Idées
Le vieux est mort et le neuf hésite toujours à naître
La posture de leadership porteuse d’un rêve de transition démocratique a cédé la place à une timide occupation de quelques maroquins que symbolise sans fard la détention par un chef historique d’un portefeuille de décor.

L’USFP tire sa révérence. Le parti quitte une majorité douillette, devenue trop pénalisante pour rejoindre la posture de ses années de lustre: l’opposition et ses aires enchanteurs. Le rideau tombe sur une présence en continue d’une quinzaine d’années sur la scène gouvernementale. A un rôle de premier plan ont succédé des prestations ministérielles distribuées au gré d’une mise en scène politique orchestrée par d’autres acteurs. La posture de leadership porteuse d’un rêve de transition démocratique a cédé la place à une timide occupation de quelques maroquins que symbolise sans fard la détention par un chef historique d’un portefeuille de décor.
Aujourd’hui, l’USFP va devoir s’interroger sur les raisons de son échec, et entreprendre enfin une mutation trop longtemps différée. En premier, il y a cet enfermement du parti dans une responsabilité de gestionnaire des affaires publiques identifiée beaucoup plus aux compétences ou aux défaillances de ses ministres qu’à la politique d’une organisation forte de sa vision, de ses méthodes et d’un art de gouverner dans l’autonomie et la responsabilité. En second lieu, il y a cet autisme politique face aux appels de la société, la dilatation de la distanciation sociale. L’USFP a tellement intériorisé cette présence au «pouvoir» qu’elle s’est sentie dispensée de bousculer les tabous, d’investir de nouveaux champs. Comme si la légitimité qu’elle tenait de son capital historique était une source inépuisable de reconnaissance du peuple.
C’est cet état d’esprit qu’il s’agit de changer.
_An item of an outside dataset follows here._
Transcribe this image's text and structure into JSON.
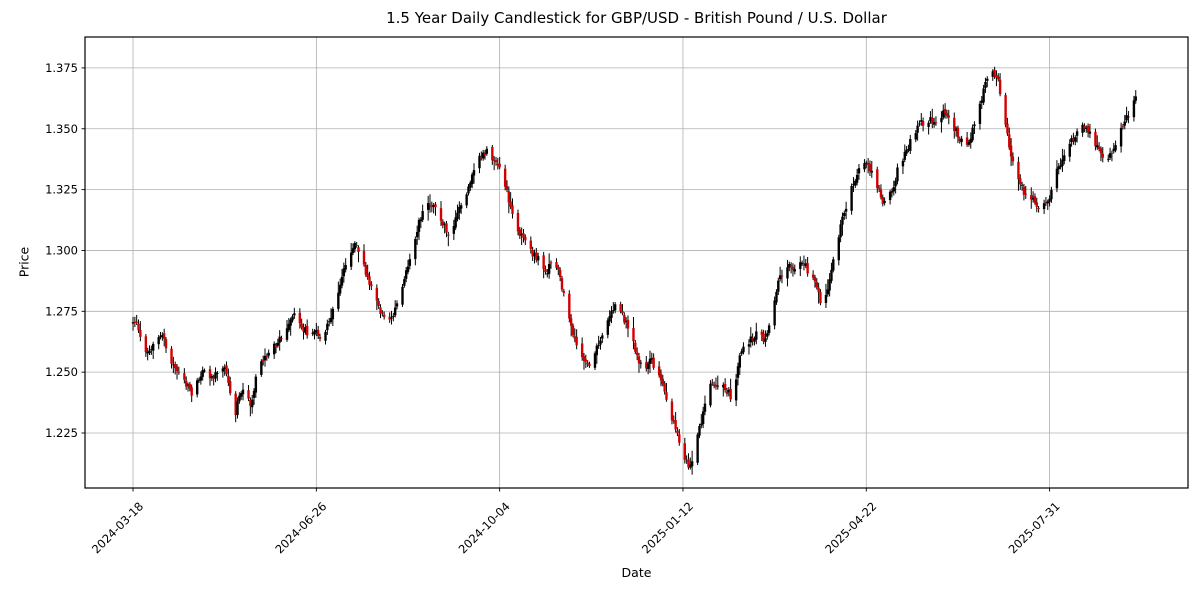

Ce qui suppose des révisions courageuses de la doctrine et de la pratique politiques, en commençant par faire l’analyse juste de la société, de ses mutations, des ambivalences de la modernité et du conservatisme qui la traversent en profondeur. L’USFP doit accepter de penser et d’agir autrement. Cela suppose qu’elle ait le courage de s’affranchir d’une déviance et d’éviter une dérive. La déviance est celle du sectarisme d’appareils vieillissants, coupés des mouvements et de la diversité de la société, des jeunes, des intellectuels, des syndicats et des associations, des nouvelles formes d’actions revendicatives et des nouvelles solidarités. La dérive est celle de retrouver les oripeaux d’un discours et d’une praxis gauchisants, populistes et vaguement tribuniciens. Cette posture risque de bloquer la capacité à formuler positivement un projet novateur et crédible. C’est d’une gauche de transformation sociale et d’action que le Maroc a besoin, plutôt qu’une gauche otage de ceux qui ne veulent pour rien au monde assumer l’exercice des responsabilités. Il faut imaginer un processus qui transforme en profondeur l’USFP et la gauche marocaine, devenues aujourd’hui des institutions affaiblies par la récurrence de pratiques productrices de divisions et d’échecs. Il faut changer ces mœurs et apprendre à conjuguer autrement richesse du pluralisme avec l’impératif du rassemblement et de l’efficacité.
Disons – le sans détour?: l’USFP est entrée dans ce moment identifié par Gramsci comme le point critique d’une crise : le vieux est maintenant mort et le neuf hésite toujours à naître. La bataille de la refondation sera de longue durée. On ne rebâtit pas une vision et un projet pour le Maroc en une législature. Il ne s’agit pas de penser que la rénovation serait faite parce que le parti tiendrait un congrès, organiserait des colloques ou changerait de leaders. Il faut être plus profond, plus interactif avec les autres composantes de gauche, avec ses partenaires, le mouvement associatif, les élus, les syndicalistes, avoir une phase d’écoute, une phase de propositions, une autre de confrontations, inventer de nouvelles formes d’élaboration collective. Autrement, ce seront les mêmes enfermements, les mêmes malentendus qui perdureront, et la gauche, dans son ensemble, restera dans l’état où elle se trouve aujourd’hui : divisée, fragilisée, repliée, méfiante et sans perspective réellement novatrice et mobilisatrice. C’est toute la gauche qu’il faut reconstruire en brisant les anciennes frontières pour faire émerger une force neuve, conquérante et fédératrice, sûre de ses valeurs et de son projet. Cela devrait amener à transgresser les frontières d’appareils politiques qui survivent pour d’autres raisons qui n’ont plus leur raison d’être : la fidélité à une histoire révolue, la défense d’intérêts particuliers. L’urgence, c’est donc le réarmement théorique et pratique de la gauche, c’est d’organiser dès maintenant la contre-offensive culturelle et organisationnelle.